Un viaggio, quello di molti fiori che finiscono nelle nostre case, adornano eventi e matrimoni, che ha inizio nelle grandi aziende gestite da multinazionali dove sono denunciati trattamenti brutali contro i lavoratori e continua attraverso un percorso di migliaia di chilometri con l’inutile emissione di gas a effetto serra a danno del clima. Secondo una analisi della Coldiretti per trasportare un bel mazzo di rose da Lima in Perù fino all’aeroporto di Ciampino di Roma percorrendo 10800 chilometri su un Boeing 747 si consumano quasi 5 chili di petrolio e si emettono quasi 15 chilogrammi di anidride carbonica (Co2) con un dispendio energetico e un impatto ambientale negativo facilmente evitabile. Lo stesso trasporto da Nairobi in Kenia a Roma fa consumare, per i 5400 chilometri del tragitto, 2,5 chili di petrolio con emissione di quasi 8 chilogrammi di Co2.

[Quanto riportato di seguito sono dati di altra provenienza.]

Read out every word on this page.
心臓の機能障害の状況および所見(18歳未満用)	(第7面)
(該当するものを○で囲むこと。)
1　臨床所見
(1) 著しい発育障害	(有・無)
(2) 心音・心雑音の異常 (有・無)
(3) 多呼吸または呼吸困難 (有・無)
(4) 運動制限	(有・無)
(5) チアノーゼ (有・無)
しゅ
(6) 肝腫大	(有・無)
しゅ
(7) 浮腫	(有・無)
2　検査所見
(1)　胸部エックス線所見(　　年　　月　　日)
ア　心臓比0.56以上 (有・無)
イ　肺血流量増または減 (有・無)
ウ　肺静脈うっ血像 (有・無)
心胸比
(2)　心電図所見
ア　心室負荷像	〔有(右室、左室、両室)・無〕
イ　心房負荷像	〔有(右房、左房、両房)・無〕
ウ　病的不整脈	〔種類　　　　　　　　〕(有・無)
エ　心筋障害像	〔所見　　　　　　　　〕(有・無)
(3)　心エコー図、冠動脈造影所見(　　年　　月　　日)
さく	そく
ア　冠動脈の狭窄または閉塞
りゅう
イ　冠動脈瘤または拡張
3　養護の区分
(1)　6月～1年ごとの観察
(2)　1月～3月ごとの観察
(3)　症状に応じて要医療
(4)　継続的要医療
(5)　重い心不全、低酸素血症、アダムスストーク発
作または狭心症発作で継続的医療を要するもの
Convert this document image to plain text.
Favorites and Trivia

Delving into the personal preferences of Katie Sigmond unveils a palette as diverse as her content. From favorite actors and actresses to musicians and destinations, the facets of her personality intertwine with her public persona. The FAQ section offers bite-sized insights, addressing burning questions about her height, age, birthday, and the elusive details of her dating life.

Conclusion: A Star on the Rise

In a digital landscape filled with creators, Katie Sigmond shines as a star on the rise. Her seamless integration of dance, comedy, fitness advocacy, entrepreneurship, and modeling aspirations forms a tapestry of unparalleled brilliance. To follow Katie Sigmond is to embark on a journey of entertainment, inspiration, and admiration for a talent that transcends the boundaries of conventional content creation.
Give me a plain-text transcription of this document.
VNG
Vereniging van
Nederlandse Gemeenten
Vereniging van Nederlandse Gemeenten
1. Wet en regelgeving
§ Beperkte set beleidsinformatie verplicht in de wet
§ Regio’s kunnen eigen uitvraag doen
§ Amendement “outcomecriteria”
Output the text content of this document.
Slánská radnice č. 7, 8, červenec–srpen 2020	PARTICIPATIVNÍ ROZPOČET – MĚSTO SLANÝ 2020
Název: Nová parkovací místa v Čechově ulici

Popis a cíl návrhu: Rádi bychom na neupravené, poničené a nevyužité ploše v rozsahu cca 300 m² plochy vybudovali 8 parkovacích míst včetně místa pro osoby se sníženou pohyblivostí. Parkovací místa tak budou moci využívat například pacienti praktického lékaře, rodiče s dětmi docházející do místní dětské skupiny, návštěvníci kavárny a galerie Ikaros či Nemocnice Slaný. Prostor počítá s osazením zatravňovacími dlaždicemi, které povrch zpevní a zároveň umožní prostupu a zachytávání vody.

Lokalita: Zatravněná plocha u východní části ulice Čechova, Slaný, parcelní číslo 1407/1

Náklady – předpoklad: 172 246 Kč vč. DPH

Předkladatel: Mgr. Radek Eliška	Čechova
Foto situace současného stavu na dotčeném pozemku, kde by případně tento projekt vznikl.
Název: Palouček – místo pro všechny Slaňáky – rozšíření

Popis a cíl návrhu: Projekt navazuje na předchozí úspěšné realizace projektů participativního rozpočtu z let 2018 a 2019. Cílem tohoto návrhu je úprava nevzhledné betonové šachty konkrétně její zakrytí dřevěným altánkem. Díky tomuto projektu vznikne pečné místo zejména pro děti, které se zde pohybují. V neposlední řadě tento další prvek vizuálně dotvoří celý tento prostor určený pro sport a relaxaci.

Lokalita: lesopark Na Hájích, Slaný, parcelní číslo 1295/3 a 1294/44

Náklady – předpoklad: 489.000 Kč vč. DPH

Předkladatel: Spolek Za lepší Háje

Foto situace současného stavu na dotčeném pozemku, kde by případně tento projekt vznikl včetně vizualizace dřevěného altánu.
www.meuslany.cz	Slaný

La floricoltura arriva da un periodo durissimo che ha purtroppo accelerato il ridimensionamento di alcune varietà che fino a qualche anno fa vedevano nel distretto floricolo Lucca-Pescia, il principale polo produttivo. La pandemia ha fatto il resto. In questi mesi Coldiretti ha organizzato molte iniziative e momenti per far ripartire il settore. “Prediligere ed acquistare fiori a chilometri zero, freschi, locali, significa sostenere un comparto importante della Toscana e della nostra provincia che arriva da due anni durissimi a causa della pandemia e limitare enormemente l’emissione dei gas serra. – conclude Alessandro Corsini, direttore di Coldiretti Lucca Massa Carrara – Un fiore tricolore fa bene all’ambiente e al nostro futuro”.